Chapter 8 is on the 5th Century BC. Mention is made of the ongoing Acropolis restoration and preservation project (p. 200-201); a color photo of the restored Erechtheion has been added. Biers has updated the section on the Parthenon (pp. 201-202) to reflect the recent discoveries of M. Korres: a new plan (Fig. 8.6) shows the windows on the east end of the cella, and the shrine and round altar within the pteron of the north side (reconstructed view of the two structures in the north pteron in Fig. 8.7). In the Athenian Agora, however, it is peculiar to see no mention of the Stoa Poikile; the 1970 plan of Travlos is used to show the 5th century Agora, and this shows the Stoa Poikile as a "hypothetical" building running more or less E-W along the N. end of the Agora. In the following chapter, though, a more recent plan (1982) plan by Dinsmoor shows the restored plan and orientation of the building as revealed by excavation. A photo and discussion (p. 218; Fig. 8.25) have been added of the so-called "Motya Charioteer." Biers uses this to make the point that even seemingly well-known periods can produce surprises, but the inclusion of this piece cries out for the addition of the Ludovisi Throne, too. The sculptures one expects to find in a chapter on the 5th century BC are here with one exception: the Sandal-Binder from the Nike Temple Parapet. The standing Nike figure illustrated by Biers from this frieze is a less good choice. Biers has also included a new color illustration and discussion (p. 241) of another vase by the Meidias Painter, the well-known hydria with Phaon and Demonassa.

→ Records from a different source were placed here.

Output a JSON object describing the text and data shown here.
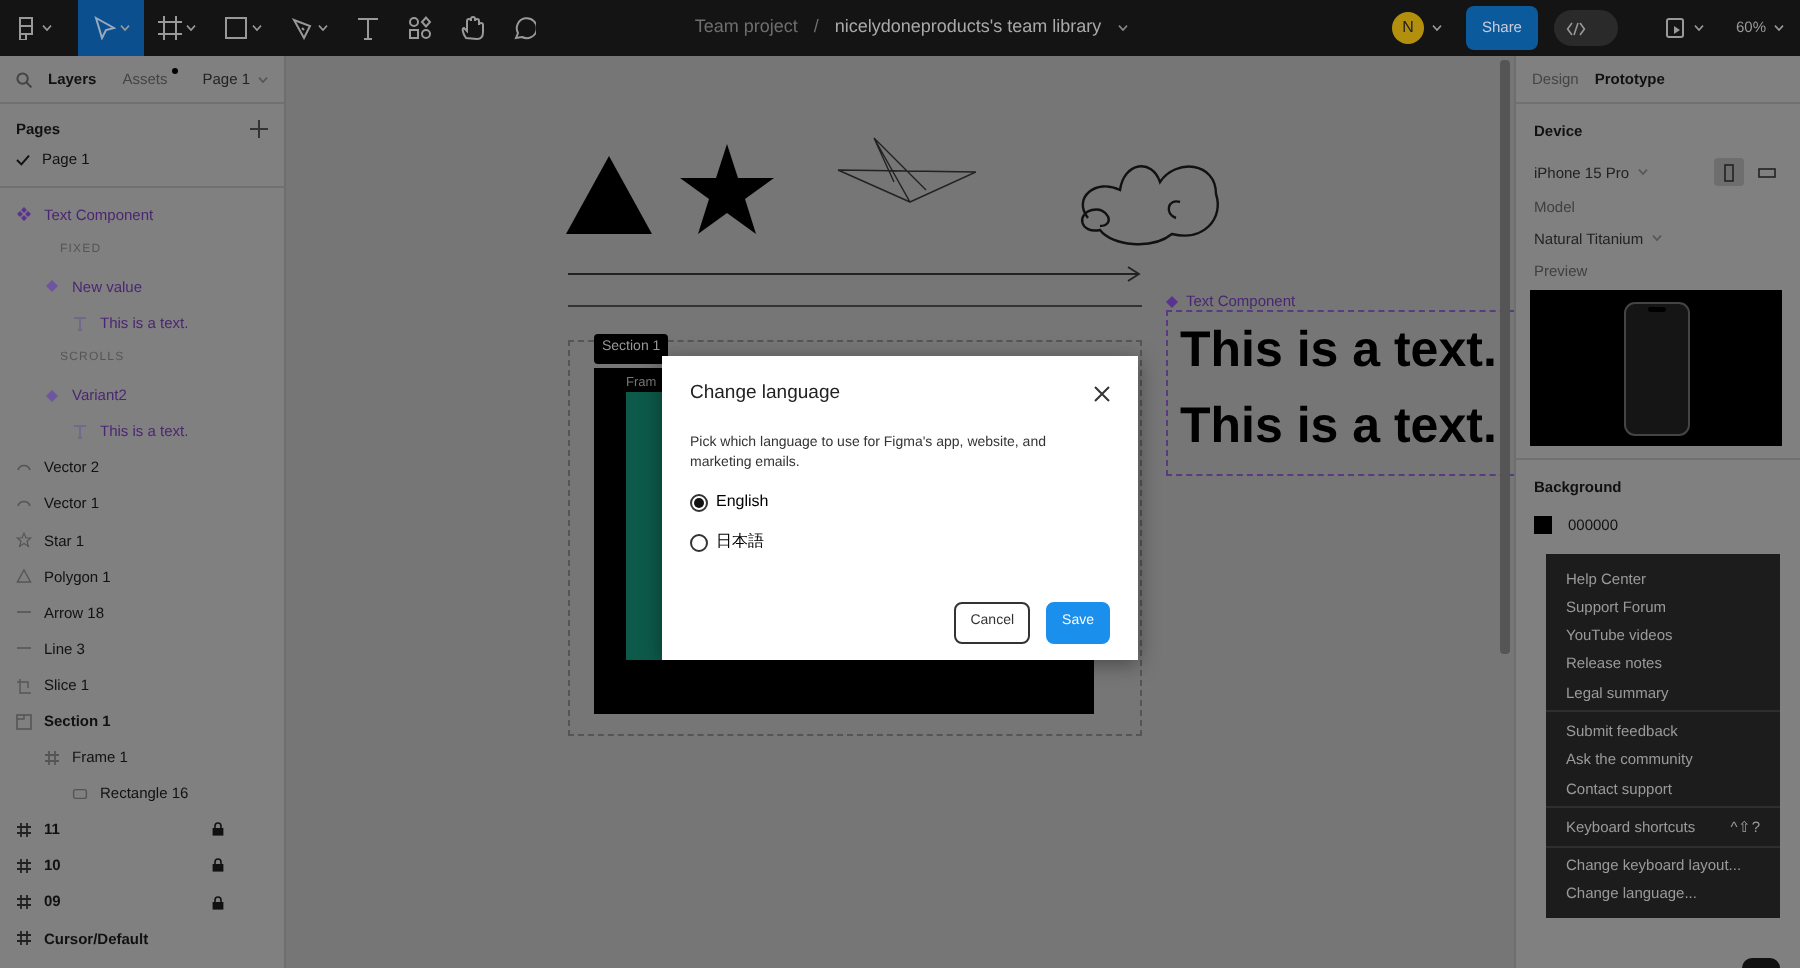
{
  "toolbar": {
    "tools": [
      {
        "kind": "logo",
        "selected": false,
        "caret": true
      },
      {
        "kind": "move",
        "selected": true,
        "caret": true
      },
      {
        "kind": "frame",
        "selected": false,
        "caret": true
      },
      {
        "kind": "shape",
        "selected": false,
        "caret": true
      },
      {
        "kind": "pen",
        "selected": false,
        "caret": true
      },
      {
        "kind": "text",
        "selected": false,
        "caret": false
      },
      {
        "kind": "resources",
        "selected": false,
        "caret": false
      },
      {
        "kind": "hand",
        "selected": false,
        "caret": false
      },
      {
        "kind": "comment",
        "selected": false,
        "caret": false
      }
    ],
    "code_mode": {
      "on": false
    },
    "project": "Team project",
    "separator": "/",
    "file": "nicelydoneproducts's team library",
    "avatar": "N",
    "share": "Share",
    "zoom": "60%"
  },
  "left_panel": {
    "tabs": [
      {
        "label": "Layers",
        "selected": true,
        "dot": false
      },
      {
        "label": "Assets",
        "selected": false,
        "dot": true
      }
    ],
    "page_menu": "Page 1",
    "pages_title": "Pages",
    "pages": [
      {
        "label": "Page 1",
        "selected": true
      }
    ],
    "layers": [
      {
        "label": "Text Component",
        "kind": "component",
        "locked": false,
        "children": [
          {
            "label": "FIXED",
            "kind": "heading"
          },
          {
            "label": "New value",
            "kind": "variant",
            "locked": false,
            "children": [
              {
                "label": "This is a text.",
                "kind": "text",
                "locked": false
              }
            ]
          },
          {
            "label": "SCROLLS",
            "kind": "heading"
          },
          {
            "label": "Variant2",
            "kind": "variant",
            "locked": false,
            "children": [
              {
                "label": "This is a text.",
                "kind": "text",
                "locked": false
              }
            ]
          }
        ]
      },
      {
        "label": "Vector 2",
        "kind": "vector",
        "locked": false
      },
      {
        "label": "Vector 1",
        "kind": "vector",
        "locked": false
      },
      {
        "label": "Star 1",
        "kind": "star",
        "locked": false
      },
      {
        "label": "Polygon 1",
        "kind": "polygon",
        "locked": false
      },
      {
        "label": "Arrow 18",
        "kind": "line",
        "locked": false
      },
      {
        "label": "Line 3",
        "kind": "line",
        "locked": false
      },
      {
        "label": "Slice 1",
        "kind": "slice",
        "locked": false
      },
      {
        "label": "Section 1",
        "kind": "section",
        "locked": false,
        "children": [
          {
            "label": "Frame 1",
            "kind": "frame",
            "locked": false,
            "children": [
              {
                "label": "Rectangle 16",
                "kind": "rectangle",
                "locked": false
              }
            ]
          }
        ]
      },
      {
        "label": "11",
        "kind": "frame",
        "locked": true
      },
      {
        "label": "10",
        "kind": "frame",
        "locked": true
      },
      {
        "label": "09",
        "kind": "frame",
        "locked": true
      },
      {
        "label": "Cursor/Default",
        "kind": "frame",
        "locked": false
      }
    ]
  },
  "canvas": {
    "section_label": "Section 1",
    "frame_label": "Fram",
    "component_label": "Text Component",
    "texts": [
      "This is a text.",
      "This is a text."
    ]
  },
  "dialog": {
    "title": "Change language",
    "description": "Pick which language to use for Figma's app, website, and marketing emails.",
    "options": [
      {
        "label": "English",
        "selected": true
      },
      {
        "label": "日本語",
        "selected": false
      }
    ],
    "buttons": [
      {
        "label": "Cancel",
        "kind": "secondary"
      },
      {
        "label": "Save",
        "kind": "primary"
      }
    ]
  },
  "right_panel": {
    "tabs": [
      {
        "label": "Design",
        "selected": false
      },
      {
        "label": "Prototype",
        "selected": true
      }
    ],
    "device_title": "Device",
    "device": "iPhone 15 Pro",
    "orientations": [
      {
        "kind": "portrait",
        "selected": true
      },
      {
        "kind": "landscape",
        "selected": false
      }
    ],
    "model_title": "Model",
    "model": "Natural Titanium",
    "preview_title": "Preview",
    "background_title": "Background",
    "background_hex": "000000"
  },
  "help_menu": {
    "groups": [
      {
        "items": [
          {
            "label": "Help Center"
          },
          {
            "label": "Support Forum"
          },
          {
            "label": "YouTube videos"
          },
          {
            "label": "Release notes"
          },
          {
            "label": "Legal summary"
          }
        ]
      },
      {
        "items": [
          {
            "label": "Submit feedback"
          },
          {
            "label": "Ask the community"
          },
          {
            "label": "Contact support"
          }
        ]
      },
      {
        "items": [
          {
            "label": "Keyboard shortcuts",
            "shortcut": "^⇧?"
          }
        ]
      },
      {
        "items": [
          {
            "label": "Change keyboard layout..."
          },
          {
            "label": "Change language..."
          }
        ]
      }
    ]
  }
}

Chapter 9 covers the 4th century BC and Chapter 10 the Hellenistic Period. No changes have been made to Chapter 9 with the exception of the updated plan of the 4th century Agora mentioned earlier, but Chapter 10 has a number of alterations. Biers mentions (p. 290) the drawings of architectural details found inscribed on the walls of the Temple of Apollo at Didyma. An updated plan of the Athenian Agora is included, along with a new color photo of the lower story of the Stoa of Attalos. In the section on the Altar of Zeus at Pergamon, it is surprising that Biers does not mention the scholarship that has been lavished on trying to understand the different "families" of gods represented on the altar. With regard to sculpture, Biers mentions the hypothesis (p. 303) that the "Drunken Old Woman" of Myron of Thebes is connected with Dionysiac cult; the Laocoon is properly redated to the late 1st century BC or early 1st century AD, and a more extensive discussion of the dating of the Sperlonga sculptures is provided (pp. 314-315). A short section on Hellenistic Macedonian tombs has been added (pp. 315-316), with a new color photo of the Tomb of Lyson and Kallikles. The "Tomb of Philip" also receives a more extended treatment than in the previous edition, although Biers is more concerned with the painting on the exterior than with the tomb itself or the debate over the identity of its occupant. The "Epilogue," which briefly discusses Greece during the Roman period, has no substantive changes.

In summary, Biers' book is a sound, well-illustrated introduction to the traditional aspects of Greek Archaeology. The improvements to the second edition are minor in scale, but bring the book up to date in the areas it covers. The Archaeology of Greece will certainly remain one of the premier textbooks in the field.